Ileal apical Na⁺-dependent bile acid transporter (ASBT), which plays a critical role in the reabsorption of bile acids in the ileum in humans and animals (Dietschy et al., 1993, Hofmann, 1999, Mitropoulos et al., 1973, Shneider, 2001), is considered an attractive target for a new class of cholesterol-lowering drugs (Zhang et al., 2002). ASBT inhibitors would increase excretion of bile acids, causing increased catabolism of hepatic cholesterol to bile acids, and subsequently reducing hepatic and eventually serum cholesterol levels. Moreover, ASBT inhibitors would not be absorbed since bile acid binding to ASBT occurs within the lumen of the most distal part of the ileum. Thus, a non-systemic ASBT inhibitor would carry low risk of potential systemic toxicity and drug–drug interaction (Huang et al., 2005, Tremont et al., 2005). Human ASBT is expressed at the highest levels in the distal half of the ileum and in the kidney (Craddock et al., 1998). Gene cloning and expression techniques have facilitated rapid screening of potential drugs and several compounds have been identified (Hara et al., 1997, Lewis et al., 1995, Root et al., 2002, West et al., 2002).
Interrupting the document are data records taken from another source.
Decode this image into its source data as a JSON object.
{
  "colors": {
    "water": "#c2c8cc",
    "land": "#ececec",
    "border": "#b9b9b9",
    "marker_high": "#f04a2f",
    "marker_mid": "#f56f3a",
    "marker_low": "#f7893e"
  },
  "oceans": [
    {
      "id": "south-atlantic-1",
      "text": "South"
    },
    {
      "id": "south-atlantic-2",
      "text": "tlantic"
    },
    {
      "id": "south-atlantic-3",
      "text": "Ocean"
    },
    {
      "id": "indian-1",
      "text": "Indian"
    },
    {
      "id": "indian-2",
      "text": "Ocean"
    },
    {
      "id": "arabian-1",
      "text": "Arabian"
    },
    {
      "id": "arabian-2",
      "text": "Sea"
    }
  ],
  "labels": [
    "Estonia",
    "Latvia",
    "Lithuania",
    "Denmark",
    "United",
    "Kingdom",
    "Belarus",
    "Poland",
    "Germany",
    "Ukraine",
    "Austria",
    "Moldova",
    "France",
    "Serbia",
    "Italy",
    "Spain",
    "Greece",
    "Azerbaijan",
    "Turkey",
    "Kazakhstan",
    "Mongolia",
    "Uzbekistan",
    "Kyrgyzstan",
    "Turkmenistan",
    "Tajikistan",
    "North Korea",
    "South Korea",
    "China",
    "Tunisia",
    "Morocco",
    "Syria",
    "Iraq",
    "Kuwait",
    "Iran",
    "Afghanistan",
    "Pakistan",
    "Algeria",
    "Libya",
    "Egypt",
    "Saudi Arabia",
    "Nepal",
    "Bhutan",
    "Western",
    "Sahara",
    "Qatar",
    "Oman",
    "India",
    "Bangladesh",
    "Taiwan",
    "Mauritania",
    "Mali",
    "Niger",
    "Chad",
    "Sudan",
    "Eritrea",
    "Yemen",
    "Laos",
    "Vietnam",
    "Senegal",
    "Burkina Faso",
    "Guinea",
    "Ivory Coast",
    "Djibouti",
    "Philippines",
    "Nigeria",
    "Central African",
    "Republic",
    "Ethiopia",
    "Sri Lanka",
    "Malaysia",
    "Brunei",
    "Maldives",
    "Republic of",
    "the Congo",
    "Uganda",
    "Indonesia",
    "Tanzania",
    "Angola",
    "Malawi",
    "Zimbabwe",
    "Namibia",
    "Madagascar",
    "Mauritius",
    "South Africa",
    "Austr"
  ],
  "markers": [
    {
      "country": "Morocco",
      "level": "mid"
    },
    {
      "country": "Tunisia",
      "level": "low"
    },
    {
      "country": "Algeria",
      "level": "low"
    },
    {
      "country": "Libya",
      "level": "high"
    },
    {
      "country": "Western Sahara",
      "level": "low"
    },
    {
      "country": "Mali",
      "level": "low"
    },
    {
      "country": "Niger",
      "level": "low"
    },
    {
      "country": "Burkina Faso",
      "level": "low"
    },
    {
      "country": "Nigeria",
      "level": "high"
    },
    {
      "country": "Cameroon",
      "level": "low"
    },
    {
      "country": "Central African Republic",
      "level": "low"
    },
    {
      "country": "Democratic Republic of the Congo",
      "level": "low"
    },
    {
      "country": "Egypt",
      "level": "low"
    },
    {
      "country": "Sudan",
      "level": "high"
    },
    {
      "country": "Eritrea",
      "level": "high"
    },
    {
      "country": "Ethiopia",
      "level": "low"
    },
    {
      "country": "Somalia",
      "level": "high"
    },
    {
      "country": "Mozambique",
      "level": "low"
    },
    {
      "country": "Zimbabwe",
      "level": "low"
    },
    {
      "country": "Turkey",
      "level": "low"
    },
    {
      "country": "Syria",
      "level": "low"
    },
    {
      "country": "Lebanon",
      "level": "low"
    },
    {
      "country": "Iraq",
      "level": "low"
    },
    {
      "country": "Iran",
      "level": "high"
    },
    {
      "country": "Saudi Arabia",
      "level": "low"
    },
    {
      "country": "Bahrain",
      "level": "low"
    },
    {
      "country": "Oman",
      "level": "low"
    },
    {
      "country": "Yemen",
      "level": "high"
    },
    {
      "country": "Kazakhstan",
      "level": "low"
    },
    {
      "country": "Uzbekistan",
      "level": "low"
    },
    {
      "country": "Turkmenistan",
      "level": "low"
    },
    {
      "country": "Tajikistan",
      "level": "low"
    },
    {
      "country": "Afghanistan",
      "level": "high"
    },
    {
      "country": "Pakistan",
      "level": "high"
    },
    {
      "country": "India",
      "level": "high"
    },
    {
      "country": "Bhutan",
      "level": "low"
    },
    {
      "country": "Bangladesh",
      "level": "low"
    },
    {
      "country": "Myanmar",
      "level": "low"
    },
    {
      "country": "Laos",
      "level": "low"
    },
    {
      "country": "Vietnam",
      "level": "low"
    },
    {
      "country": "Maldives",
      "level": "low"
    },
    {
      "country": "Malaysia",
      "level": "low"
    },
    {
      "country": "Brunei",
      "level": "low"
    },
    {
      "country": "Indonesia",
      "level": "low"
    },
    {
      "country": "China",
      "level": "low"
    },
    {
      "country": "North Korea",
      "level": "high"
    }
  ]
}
Absorbed bile acids are transferred to the hepatic portal circulation where they are taken up into hepatocytes by another bile acid transporter, Na⁺-taurocholate co-transporting polypeptide (NTCP) (Meier et al., 1997). Recently, we synthesized a novel series of ASBT inhibitors having potent cholesterol-lowering activity in vivo by screening with hamsters and human ASBT (hASBT)- or human NCTP (hNCTP)-expressing HEK-293 cells. Some derivatives, designed with poor absorbability and greater molecular mass than that of “Lipinski's Rule of Five”, were previously reported to reduce serum cholesterol levels in hamsters fed a chow diet (Kurata et al., 2004).

Herein, we report the in vitro and in vivo pharmacological profiles of R-146224, a new ASBT inhibitor synthesized in our laboratory, and its effects on bile acid metabolism. We also present pharmacokinetic analysis using [¹⁴C]labeled R-146224 and demonstrate the potential of R-146224 as a hypocholesterolemic drug in vivo.